Graphic: Average Energy Waste in Steam Distribution Systems - 20% of steam leaving a central boiler plant is lost through leaking steam traps.

Quality healthcare through energy efficiency

A surgical approach to hospital energy management begins with a diagnostic evaluation of facility-wide utility systems.

Submeters can help reveal the information necessary to diagnose system failures. Or — if inefficient building systems are otherwise fully functioning — submeters provide evidence-based rationale to motivate hospital administrators that upfront costs of an energy-efficiency upgrade would deliver worthwhile financial returns.

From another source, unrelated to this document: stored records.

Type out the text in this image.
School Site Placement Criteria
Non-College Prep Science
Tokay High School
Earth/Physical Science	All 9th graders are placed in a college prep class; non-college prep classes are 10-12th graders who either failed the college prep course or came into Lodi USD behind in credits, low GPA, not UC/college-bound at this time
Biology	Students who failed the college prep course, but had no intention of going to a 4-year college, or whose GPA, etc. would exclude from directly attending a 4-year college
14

Widespread application of advanced submeters can be expensive. But technology advances continue to lower their costs. Strategic placement of the appropriate submeter within the most effective application can cost-effectively enable hospitals to reduce energy consumption and lower their overall carbon footprint.

Ultimately, submetering strategies can help hospitals deliver exceptional patient care. By lowering operating costs, projects that successfully reduce energy expenses free up financial resources that can instead be allocated toward patient amenities.